Tuesday, August 7, 2012

Margaret's Garden

Photo via Washington Post

When I first moved to Herndon in 1979, my elderly neighbor who lived across the street soon realized I liked flowers and offered to take me to her friend's garden on Lawyers Road, on the edge of Herndon, where she sold bearded irises. Well, little did I know that was my introduction to the garden of Margaret Thomas, who came to be quite a gardening legend over the next thirty years. Her garden of over five acres was devoted to more than 2000 varieties of iris, and people driving by would stop and admire her flowers, and over the years people from all over would come to visit her garden, set up easels and paint, take photographs, and of course, place orders. There were articles about her in The New York Times and The  Washington Post. "Some gardens should be preserved because they are works of art," Anne Raver wrote in The Times. "But others are made by ordinary people doing extraordinary things--like planting a field of flowers that becomes the heart of a community." I can remember walking around her garden and picking the irises I wanted, and Margaret would write my name in a notebook, noting the named irises I chose. In August  or September, she would dig up the rhizomes and I would receive a phone call, saying that I could come pick them up.

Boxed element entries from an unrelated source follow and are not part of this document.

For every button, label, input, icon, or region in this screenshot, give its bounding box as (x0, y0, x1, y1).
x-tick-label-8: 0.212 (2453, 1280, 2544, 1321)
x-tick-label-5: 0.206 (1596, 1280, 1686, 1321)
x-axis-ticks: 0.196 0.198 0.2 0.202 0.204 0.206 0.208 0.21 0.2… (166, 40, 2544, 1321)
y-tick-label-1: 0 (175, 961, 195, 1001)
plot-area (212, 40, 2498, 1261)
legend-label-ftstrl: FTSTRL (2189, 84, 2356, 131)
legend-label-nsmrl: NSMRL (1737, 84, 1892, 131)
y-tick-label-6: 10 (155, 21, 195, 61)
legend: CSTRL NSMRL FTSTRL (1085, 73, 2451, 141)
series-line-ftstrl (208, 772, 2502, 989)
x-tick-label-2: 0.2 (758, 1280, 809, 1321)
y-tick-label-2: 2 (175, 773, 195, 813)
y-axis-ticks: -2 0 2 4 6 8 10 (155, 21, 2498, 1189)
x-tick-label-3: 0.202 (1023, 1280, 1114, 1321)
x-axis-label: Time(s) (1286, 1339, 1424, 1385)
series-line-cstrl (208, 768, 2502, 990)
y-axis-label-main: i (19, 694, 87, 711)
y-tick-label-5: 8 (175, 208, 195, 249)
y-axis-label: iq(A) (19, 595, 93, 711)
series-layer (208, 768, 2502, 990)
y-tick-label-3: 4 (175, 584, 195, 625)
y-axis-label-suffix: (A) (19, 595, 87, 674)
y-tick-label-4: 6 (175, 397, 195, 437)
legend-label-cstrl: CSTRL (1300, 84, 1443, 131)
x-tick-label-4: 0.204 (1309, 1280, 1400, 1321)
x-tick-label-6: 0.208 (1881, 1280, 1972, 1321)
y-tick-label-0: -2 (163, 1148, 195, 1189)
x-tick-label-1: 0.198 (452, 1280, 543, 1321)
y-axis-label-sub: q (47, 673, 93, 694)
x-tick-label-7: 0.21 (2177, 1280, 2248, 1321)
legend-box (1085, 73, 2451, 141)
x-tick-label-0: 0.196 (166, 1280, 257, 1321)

This is a story many people in town can repeat, as so many of us have been to Margaret's garden and have irises that came from her.  She died in 2011, and many people have worked tirelessly to save the garden, but its future remains uncertain. The county declined to purchase it, so now it is in legal limbo, but probably will succumb to development.

Margaret's house
The town of Herndon has an art exhibit going on right now at the ArtSpace Gallery, with photographs of Margaret and her garden, as well as paintings and drawings done by 39 local artists showing the garden over the years. Gillian and I went to see the exhibit last week and it brought back memories for both of us. I am so glad the town has made this tribute to one of its most famous gardeners. But it also made me think about what happens to a garden without its gardener. I sure hope that if Margaret's garden cannot be saved, that area garden clubs will step in and save the plants, so that Margaret's irises will live on in many, many other gardens.

Margaret's irises

Collage of photos



1 comment:

  1. Awesome story. I hope the garden can be preserved.